Le maire UMP sortant accuse la gauche de faire campagne "en faisant peur au gens" sur l’urbanisation de la ville. Des projets qui "n’existent pas" selon le maire.

 A Saint-Leu-la-Forêt, dans la dernière ligne droite, l’opposition s’est focalisée sur "la défense du cadre de vie" et le Plan Local d’Urbanisme (PLU). Au centre de la polémique plusieurs projets immobiliers : 350 logements en cours de réalisation, mais surtout une étude Bouygues sur la Plaine concernant 600 logements que le maire aurait "caché" aux habitants.

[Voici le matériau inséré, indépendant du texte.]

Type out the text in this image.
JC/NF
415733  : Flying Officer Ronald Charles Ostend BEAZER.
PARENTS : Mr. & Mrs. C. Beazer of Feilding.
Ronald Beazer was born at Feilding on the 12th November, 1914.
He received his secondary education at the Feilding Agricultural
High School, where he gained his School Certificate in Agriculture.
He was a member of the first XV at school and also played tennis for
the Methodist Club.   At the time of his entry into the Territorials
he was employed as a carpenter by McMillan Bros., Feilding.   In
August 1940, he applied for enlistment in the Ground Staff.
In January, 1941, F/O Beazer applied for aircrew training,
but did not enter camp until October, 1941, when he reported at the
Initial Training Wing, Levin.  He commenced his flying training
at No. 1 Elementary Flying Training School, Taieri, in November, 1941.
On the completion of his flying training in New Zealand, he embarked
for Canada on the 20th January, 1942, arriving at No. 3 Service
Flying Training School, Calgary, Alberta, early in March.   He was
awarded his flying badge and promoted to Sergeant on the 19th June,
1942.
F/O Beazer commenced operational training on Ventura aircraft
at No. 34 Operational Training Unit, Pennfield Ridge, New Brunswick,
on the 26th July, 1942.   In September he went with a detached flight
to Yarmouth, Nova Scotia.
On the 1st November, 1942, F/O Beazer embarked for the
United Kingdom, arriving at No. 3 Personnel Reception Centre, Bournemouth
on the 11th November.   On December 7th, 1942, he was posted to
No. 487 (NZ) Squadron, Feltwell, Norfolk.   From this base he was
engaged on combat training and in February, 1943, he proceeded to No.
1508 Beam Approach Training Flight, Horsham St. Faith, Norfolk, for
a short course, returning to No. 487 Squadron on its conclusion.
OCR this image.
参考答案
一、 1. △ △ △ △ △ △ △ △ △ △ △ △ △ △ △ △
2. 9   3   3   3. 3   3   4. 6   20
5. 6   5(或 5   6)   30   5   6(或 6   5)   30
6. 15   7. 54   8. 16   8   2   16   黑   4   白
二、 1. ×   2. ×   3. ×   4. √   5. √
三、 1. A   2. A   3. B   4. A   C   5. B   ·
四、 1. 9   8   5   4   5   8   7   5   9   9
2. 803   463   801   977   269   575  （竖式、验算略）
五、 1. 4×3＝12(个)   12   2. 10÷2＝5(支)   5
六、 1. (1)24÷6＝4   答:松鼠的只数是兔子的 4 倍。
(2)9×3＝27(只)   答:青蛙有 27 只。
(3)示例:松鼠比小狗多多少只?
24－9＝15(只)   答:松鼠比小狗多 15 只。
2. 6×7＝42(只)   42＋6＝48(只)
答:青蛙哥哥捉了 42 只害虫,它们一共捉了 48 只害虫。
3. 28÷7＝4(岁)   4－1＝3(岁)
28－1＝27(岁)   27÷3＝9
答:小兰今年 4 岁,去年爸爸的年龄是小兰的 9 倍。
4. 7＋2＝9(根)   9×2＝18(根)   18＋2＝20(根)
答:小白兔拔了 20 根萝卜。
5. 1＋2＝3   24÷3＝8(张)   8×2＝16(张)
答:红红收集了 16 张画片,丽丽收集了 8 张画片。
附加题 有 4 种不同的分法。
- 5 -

Au cours d’une conférence de presse, le maire sortant est revenu sur le sujet. Pour Sébastien Meurant, tout l’argumentaire de la gauche repose sur des "mensonges" et des "photomontages". "Le projet Bouygues ? Il n’y a rien. Vous pouvez le constater sur place. Si on en croit le document que présente l’opposition, les immeubles devraient déjà être sortis de terre, tout est donc faux", tempête le maire. "La gauche fait campagne en faisant peur au gens. Ce que je peux certifier c’est que la ville de Saint-Leu n’a fait aucune dépense sur un tel projet" (voir vidéo) :

Sébastien Meurant (UMP) dénonce les mensonges… par vonews95

Si Sébastien Meurant reste évasif sur ce que deviendra à l’avenir le terrain toujours vide du "projet Bouygues", le maire préfère s’attaquer au réaménagement du quartier voisin des Diablots. "C’est une priorité pour moi, il faut changer l’image de ce quartierMon projet est de faire sauter la tour de grande hauteur qui se trouve au coeur des Diablots, d’implanter une mairie annexe et évidemment de refaire le centre commercial".

Les économies du PPP

Le maire défend également les Partenariats Public-Privé (PPP) lancés par la ville et contestés par le candidat socialiste (voir notre article). "En 2007, la ville dépensait 520.000 euros pour l’entretien de la voirie avec des rues en piteux état. Avec notre PPP, cela nous coûte 148.000 euros !". Autre tacle sur les parkings souterrains, que propose de construire Eric Dubertrand : "je vois que le socialiste veut implanter un parking sous la gare, alors que l’espace ne nous appartient pas. Plus le mensonge est gros, plus ça passe !", tonne le maire sortant.

Des projets "sans augmentation d’impôts"

Côté projets, Sébastien Meurant promet dès 2014 de refaire la Maison pour tous, de construire un skate-park et un boulodrome. Des équipements qui verront le jour "grâce aux excédents sur le budget 2013". Une crèche collective et un foyer pour les anciens sont également dans le programme du candidat UMP "sans augmentation d’impôt… et sans augmentation d’indemnités pour le maire".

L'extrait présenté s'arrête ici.